There are many benefits with being self employed such as pay for performance, flexible working hours and write-offs however sometimes those write offs can affect buying a house when a lender is looking at your two year average net annual income for your Notice of Assessments.
With the right planning you can make qualifying for a mortgage while being self employed easier.
Self Employed Mortgage Options in Canada
Mortgage tips for self employed individuals:
Reduce your deductions in the years leading up to buying a house. This will help increase your Line 150 from your Notice of Assessments and therefore increase your average income that a lender will use to qualify you.
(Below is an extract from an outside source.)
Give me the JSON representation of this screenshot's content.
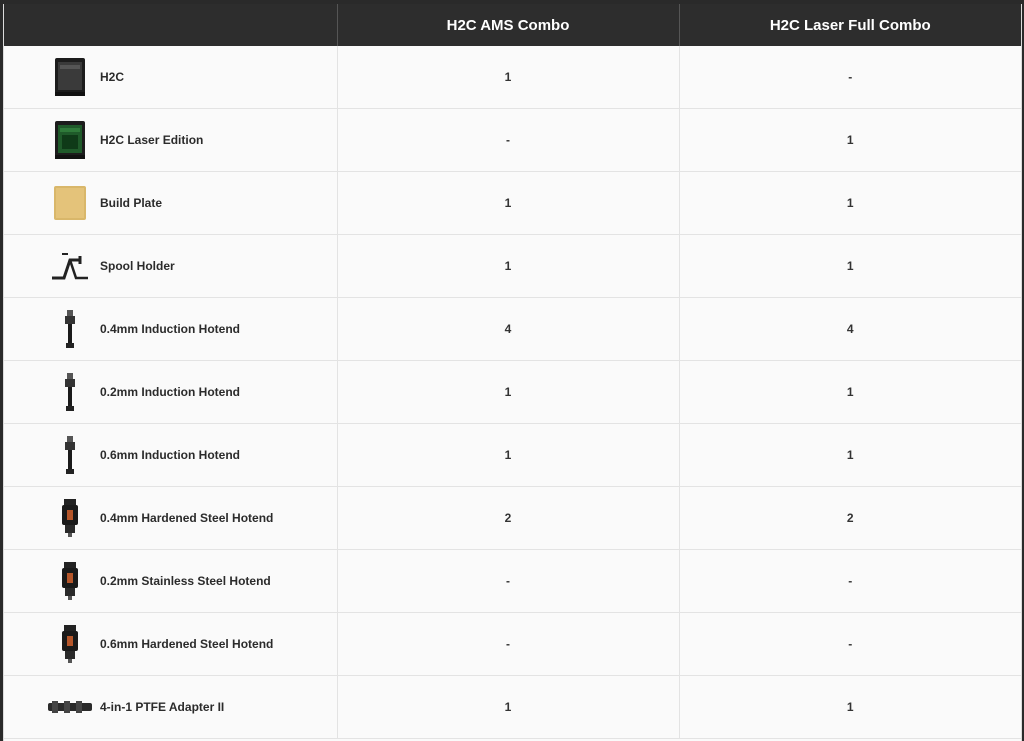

Keep an eye on timing. If you are planning on taking time off work, maternity leave, traveling, parental leave and so on, this could reduce your average income.
Have your taxes completed by a certified accountant instead of doing them yourself. Maybe lenders will use the T1 Generals if prepared by an accountant to show them a better snapshot of your income and expenses.
Talk to your mortgage broker about self employed programs. Although some traditional lenders have moved away from stated income programs, there are still some great programs available with other banks and lends. More options are important when it comes to self employed individuals. With stated income mortgages a lender can look more to your gross income instead of your income after deductions.
Increase your down payment or add a second mortgage. With 20% down a lender will not typically need to follow the mortgage insurer’s (ie CMHC) more rigid guidelines and this may allow you more flexibility.